Yunanistan’ın Karpathos adasındaki Olimpos köyünde anaerkil sistem Bizans döneminden beri süre geliyor
Ege Denizi’nin güneyindeki Yunan adalarından Karpathos’ta (Karpat Adası) bulunan Olimpos köyü, ülkede gelişen turizme ve yaşam şeklinin standartlaşmasına rağmen kadınların egemen olduğu anaerkil yapısını koruyor.
Adanın kuzeyindeki yüksek tepelerin üzerinde bulunan 300 nüfuslu köyde toplumun merkezinde Olimposlu kadınlar bulunuyor.
Bizans döneminden kalma ana erkil yapı, yüz yıllar süren Osmanlı varlığına ve 1912 ile 1944 yılları arasındaki İtalyan etkisine rağmen değişmemiş.
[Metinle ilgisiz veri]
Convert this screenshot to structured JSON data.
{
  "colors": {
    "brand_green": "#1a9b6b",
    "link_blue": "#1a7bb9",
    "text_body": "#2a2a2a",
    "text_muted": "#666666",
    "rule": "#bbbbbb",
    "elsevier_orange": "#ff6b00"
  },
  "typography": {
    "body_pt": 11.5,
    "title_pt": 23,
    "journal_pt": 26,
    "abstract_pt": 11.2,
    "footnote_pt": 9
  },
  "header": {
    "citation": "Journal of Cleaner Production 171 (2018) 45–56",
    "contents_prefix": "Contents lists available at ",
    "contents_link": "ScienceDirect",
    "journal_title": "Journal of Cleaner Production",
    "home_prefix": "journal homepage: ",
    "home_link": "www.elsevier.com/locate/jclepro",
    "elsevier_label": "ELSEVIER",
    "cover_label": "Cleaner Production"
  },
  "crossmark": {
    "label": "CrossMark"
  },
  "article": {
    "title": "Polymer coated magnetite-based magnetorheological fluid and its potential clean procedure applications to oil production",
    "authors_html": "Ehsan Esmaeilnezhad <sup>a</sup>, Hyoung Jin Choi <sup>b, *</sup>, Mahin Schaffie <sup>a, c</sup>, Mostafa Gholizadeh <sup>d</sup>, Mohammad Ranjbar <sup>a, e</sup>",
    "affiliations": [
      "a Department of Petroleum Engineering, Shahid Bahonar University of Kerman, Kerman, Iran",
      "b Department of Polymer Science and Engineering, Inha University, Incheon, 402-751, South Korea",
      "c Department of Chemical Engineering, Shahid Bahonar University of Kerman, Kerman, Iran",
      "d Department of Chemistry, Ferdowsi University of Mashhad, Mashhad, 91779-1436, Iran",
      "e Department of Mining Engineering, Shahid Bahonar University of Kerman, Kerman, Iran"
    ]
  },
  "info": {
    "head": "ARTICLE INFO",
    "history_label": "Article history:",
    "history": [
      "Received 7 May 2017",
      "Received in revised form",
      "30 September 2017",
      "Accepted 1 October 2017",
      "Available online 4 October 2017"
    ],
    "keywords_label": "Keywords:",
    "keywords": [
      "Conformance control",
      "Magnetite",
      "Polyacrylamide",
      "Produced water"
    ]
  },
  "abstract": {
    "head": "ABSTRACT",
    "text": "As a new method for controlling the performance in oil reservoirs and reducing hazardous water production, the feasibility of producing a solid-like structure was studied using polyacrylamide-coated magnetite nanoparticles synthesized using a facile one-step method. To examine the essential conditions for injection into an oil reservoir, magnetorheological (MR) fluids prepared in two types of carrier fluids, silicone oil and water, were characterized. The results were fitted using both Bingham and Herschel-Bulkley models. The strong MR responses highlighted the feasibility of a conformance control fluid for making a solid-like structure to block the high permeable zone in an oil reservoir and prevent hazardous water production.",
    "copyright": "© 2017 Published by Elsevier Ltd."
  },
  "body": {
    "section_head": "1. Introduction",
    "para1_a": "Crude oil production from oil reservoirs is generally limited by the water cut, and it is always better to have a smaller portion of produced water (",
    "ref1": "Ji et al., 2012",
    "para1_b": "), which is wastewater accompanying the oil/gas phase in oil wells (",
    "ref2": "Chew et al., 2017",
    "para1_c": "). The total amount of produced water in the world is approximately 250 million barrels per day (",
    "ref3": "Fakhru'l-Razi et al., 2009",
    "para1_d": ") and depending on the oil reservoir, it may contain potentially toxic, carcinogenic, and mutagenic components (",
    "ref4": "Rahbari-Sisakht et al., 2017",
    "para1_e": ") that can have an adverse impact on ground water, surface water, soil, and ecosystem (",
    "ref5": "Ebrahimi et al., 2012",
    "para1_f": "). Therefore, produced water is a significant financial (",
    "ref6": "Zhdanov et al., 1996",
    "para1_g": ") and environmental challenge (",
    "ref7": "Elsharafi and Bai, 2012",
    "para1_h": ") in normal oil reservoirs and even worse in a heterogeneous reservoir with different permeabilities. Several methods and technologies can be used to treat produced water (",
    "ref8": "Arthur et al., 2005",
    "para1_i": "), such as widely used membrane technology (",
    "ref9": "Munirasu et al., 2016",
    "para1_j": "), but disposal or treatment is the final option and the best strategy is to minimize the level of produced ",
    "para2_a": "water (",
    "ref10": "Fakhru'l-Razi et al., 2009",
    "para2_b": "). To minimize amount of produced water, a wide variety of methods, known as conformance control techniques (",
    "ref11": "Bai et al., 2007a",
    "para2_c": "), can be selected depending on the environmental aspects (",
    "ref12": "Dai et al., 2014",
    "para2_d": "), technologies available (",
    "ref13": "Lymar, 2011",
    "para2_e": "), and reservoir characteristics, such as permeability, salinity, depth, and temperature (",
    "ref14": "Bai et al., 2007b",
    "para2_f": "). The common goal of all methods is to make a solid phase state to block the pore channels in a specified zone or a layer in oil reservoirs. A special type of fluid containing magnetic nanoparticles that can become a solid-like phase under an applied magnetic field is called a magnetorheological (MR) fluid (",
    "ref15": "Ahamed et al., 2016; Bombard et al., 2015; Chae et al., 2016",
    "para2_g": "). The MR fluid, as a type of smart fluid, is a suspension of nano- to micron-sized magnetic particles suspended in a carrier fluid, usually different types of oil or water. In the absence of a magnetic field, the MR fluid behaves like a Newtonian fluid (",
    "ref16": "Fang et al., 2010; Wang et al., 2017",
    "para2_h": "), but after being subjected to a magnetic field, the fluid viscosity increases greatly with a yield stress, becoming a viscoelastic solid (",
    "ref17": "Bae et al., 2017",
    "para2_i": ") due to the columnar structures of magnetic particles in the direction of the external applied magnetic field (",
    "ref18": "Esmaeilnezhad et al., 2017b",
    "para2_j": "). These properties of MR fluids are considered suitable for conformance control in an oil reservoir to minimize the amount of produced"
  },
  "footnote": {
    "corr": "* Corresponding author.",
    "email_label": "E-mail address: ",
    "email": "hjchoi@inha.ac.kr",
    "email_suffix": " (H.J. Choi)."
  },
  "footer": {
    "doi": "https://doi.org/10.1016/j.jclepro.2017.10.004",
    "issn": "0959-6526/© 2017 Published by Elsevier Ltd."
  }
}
“Burada işin başında kadınlar var” diyen 60 yaşındaki Rigopoula Pavlidis, “Kocam bensiz hiçbir şey yapamaz, vergi beyannamesini bile…” diye gülerek köydeki durumu özetliyor.
Anneden büyük kıza geçen miras
Girit ile Rodos arasında kalan adanın miras sistemini anlatan Olimposlu tarihçi Yorgos Tsampanakis, miras sisteminin Yunanistan’ın geri kalanına göre çok ileri olduğunu söylüyor.
Tsampanakis, “Annenin mirası en büyük kızına kalıyor” diyor.
Evlendikten sonra erkeklerin kadınların evlerine taşındığını da belirten tarihçi, kadınların hakimiyetinin soyadlarının aktarılmasına kadar uzandığını ifade ediyor.
Tsampanakis, “En büyük kız çocuğu, Yunanistan’ın geri kalanından farklı olarak hala kocasının soyadı yerine annesinin soyadını kullanıyor” diye ekliyor.
Anaerkil yapı özellikle 1950’lerde erkeklerin Amerika Birleşik Devletleri (ABD) ve diğer Avrupa ülkelerine göç etmesi nedeniyle daha da güçlenmiş.
“Bu durum kadınları çiftliklerin başına geçmeye zorladı” diyen Anna Lentakis, “Çalışmaktan başka seçeneğimiz yoktu (…) Hayatta kalabilmemizin tek yolu buydu” diye hatırlıyor.
Birkaç yıl öncesine kadar, ‘Olimpos’ tavernasını işleten 67 yaşındaki kadın, yönetimi büyük kızı Marina’ya bıraktığını belirtiyor.
Sorunlu sosyal kast sistemi
Adadaki anaerkil yapının eleştirilen tarafı ise, sadece en büyük kız çocuklarına hak tanıması.
“Diğer kızkardeşlerin ablalarına ‘hizmet etmek’ için adada kalmaları gerekiyor” diyen Cenevre Coğrafya Toplumu üyesi Alain Chabloz, “Bir tür sosyal kast sistemi yaratılmıştı” diyor.
Ailesinin en genç üyesi olan ve henüz evlenmemiş olan Giorgia Fourtina, Olimpos toplumunun o kadar da ‘ilerici’ olmadığı görüşünde.
Örneğin Fourtina, “Kafede tek başına bir kadının hoş karşılanmadığı küçük bir toplum burası” diyor.
Kafe’yi işleten 70 yaşındaki annesi Sofia ise “Geleneksel kıyafetlerimizi artık sadece bayramlarda giyer hale geldik. Dünyamız yok oluyor” diyerek bir başka endişesini dile getiriyor.